Ohne Cerrado stirbt der Amazonas
Neue Studie zeigt, dass Regenwald empfindlicher auf Kahlschlag reagiert als bisher angenommen
Die Abholzungsrate im brasilianischen Amazonasgebiet hat im vergangenen Jahr wieder drastisch zugenommen. Nach Angaben des Forschungsinstituts IMAZON in Belém hat Amazonien vom Juli 2012 bis zum Juli dieses Jahres 2007 Quadratkilometer Wald verloren, eine Steigerung von fast 100 Prozent gegenüber dem Vorjahreszeitraum, als »nur« 1047 Quadratkilometer den Holzfällern und Brandrodungen zum Opfer fielen. Die größten Waldverluste gab es in den Amazonasstaaten Pará, Amazonas Mato Grosso und Rondônia. Ein jüngst in den »Geophysical Research Letters« veröffentlichter Bericht brasilianischer Forscher warnt nun davor, dass das größte Regenwaldgebiet der Erde doch empfindlicher auf Kahlschläge reagiere als bisher angenommen.

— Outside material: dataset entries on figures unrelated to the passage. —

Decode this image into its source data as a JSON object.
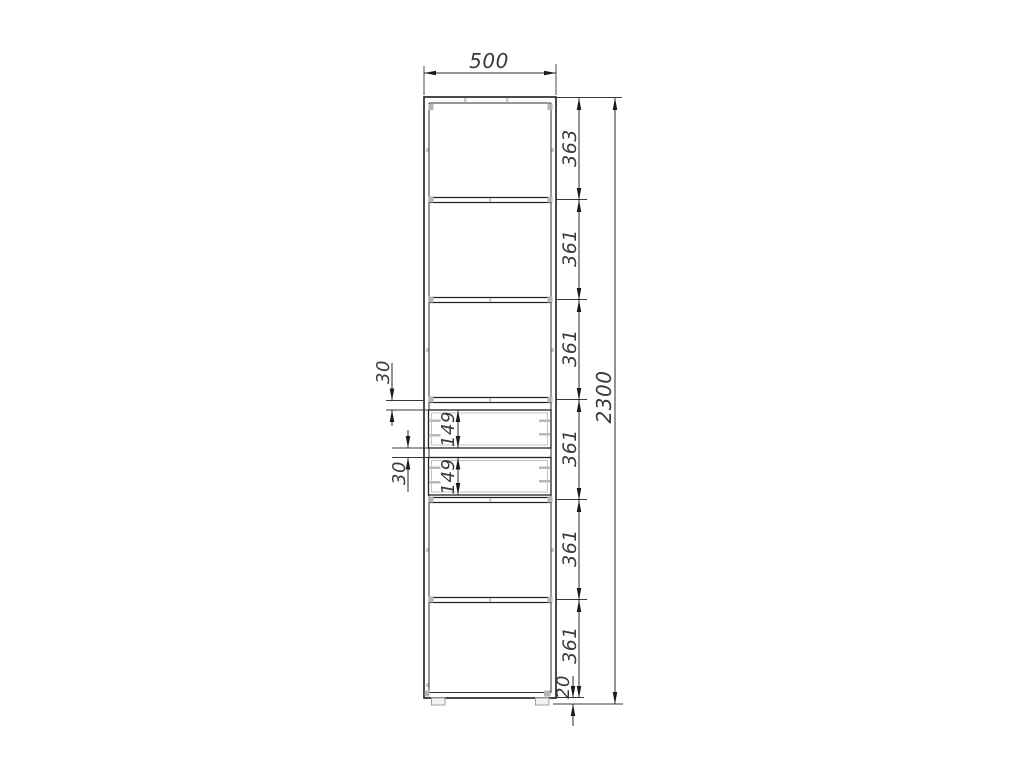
{
  "drawing": {
    "dims": {
      "width": "500",
      "total_height": "2300",
      "sections": [
        "363",
        "361",
        "361",
        "361",
        "361",
        "361"
      ],
      "plinth": "20",
      "gaps": [
        "30",
        "30"
      ],
      "drawer_heights": [
        "149",
        "149"
      ]
    },
    "colors": {
      "background": "#ffffff",
      "outline": "#1d1d1d",
      "dimension_lines": "#2a2a2a",
      "dimension_text": "#3a3a3a",
      "hardware_gray": "#b5b5b5"
    }
  }
}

Frühere Modelle gingen davon aus, dass der Amazonas-Regenwald noch um 40 bis 50 Prozent schrumpfen könnte, ehe es zu regionalen Klimaveränderungen kommt und der restliche Regenwald wie in einer Kettenreaktion durch Cerrado, die brasilianische Savannenvegetation ersetzt würde. Ferreira Pires und Marcos Heil Costa von der staatlichen Universität von Viçosa (UFV) sahen nun genauer hin. Zwar könnten im zentralen Amazonasgebiet selbst große Rodungen nicht die lokalen Niederschläge verändern, doch in den Randzonen Amazoniens, wo die Feuchtwälder in die Savannenlandschaft des Cerrado übergehen - wie in Mato Grosso oder Pará -, reagierten die Wälder weit empfindlicher. Schon zehn Prozent weniger Regenwald könnten dort den Wasserhaushalt aus dem Gleichgewicht bringen und die Kettenreaktion in Gang setzen: weniger Regenwald, weniger Niederschlag, weiterer Regenwaldverlust. Mitverursacht werde dies durch die gleichzeitige Abholzung der benachbarten Cerrado-Gebiete, die bei früheren Studien nicht berücksichtigt wurde.
In Zentralbrasilien, wo der Cerrado bereits zu mehr als 50 Prozent vernichtet und in Agrarsteppen umgewandelt wurde, registrierten die beiden Forscher eine signifikante Verlängerung der Trockenzeiten von fünf auf sechs Monate. Die beiden Forscher empfehlen, wenigstens 90 Prozent des bestehenden Amazonas-Regenwaldes und 40 Prozent des Cerrado zu erhalten, um die »Versteppung« Amazoniens durch regionale Klimaänderung zu vermeiden. Bereits im Juli 2010 schrieben Ferreira Pires und Heil Costa, dass der Schutz des Cerrado für den Schutz des Amazonas-Regenwaldes unverzichtbar sei.
Die reale Landwirtschafts- und Umweltschutzpolitik Brasiliens steht zu diesen wissenschaftlichen Empfehlungen allerdings im krassen Gegensatz: Die Cerrado-Gebiete sind für die Ausweitung des Sojaanbaus faktisch freigegeben. Aktuell sind neben Mato Grosso auch die Amazonas-Frontstaaten Tocantins und Maranhão davon betroffen.
Nur 8,21 Prozent des brasilianischen Cerrado stehen als Nationalpark oder Natur- und Sammlerreservat unter staatlichem Schutz. Im brasilianischen Amazonasgebiet wiederum sind bislang auf dem Papier rund 40 Prozent der Flächen als Naturschutzgebiet oder Territorium der Indigenen staatlich geschützt. Doch seit einigen Jahren registriert die Umweltbehörde IBAMA auch illegale Abholzungen und Brandrodungen selbst in den staatlichen Schutzgebieten.
Noch intakte Savannenlandschaft des Cerrado im Bundesstaat Mato Grosso Foto: imago/Wothe
Lexikon Cerrado
Cerrado (auch Campos cerrados) nennt man eine Savannenlandschaft, die in Zentral-Brasilien auf einer Fläche von zwei Millionen Quadratkilometern an den Regenwald angrenzt. In diesem Gebiet fällt ein Großteil der jährlichen Niederschlagsmenge zwischen Oktober und April (Sommer). Im Winter herrscht Dürre. Etwa die Hälfte der hier vorkommenden 10 000 Gefäßpflanzenarten ist nur hier heimisch. Auch einige der Tierarten - Mähnenwolf und Weißbüschelaffe - sind praktisch nur hier zu finden.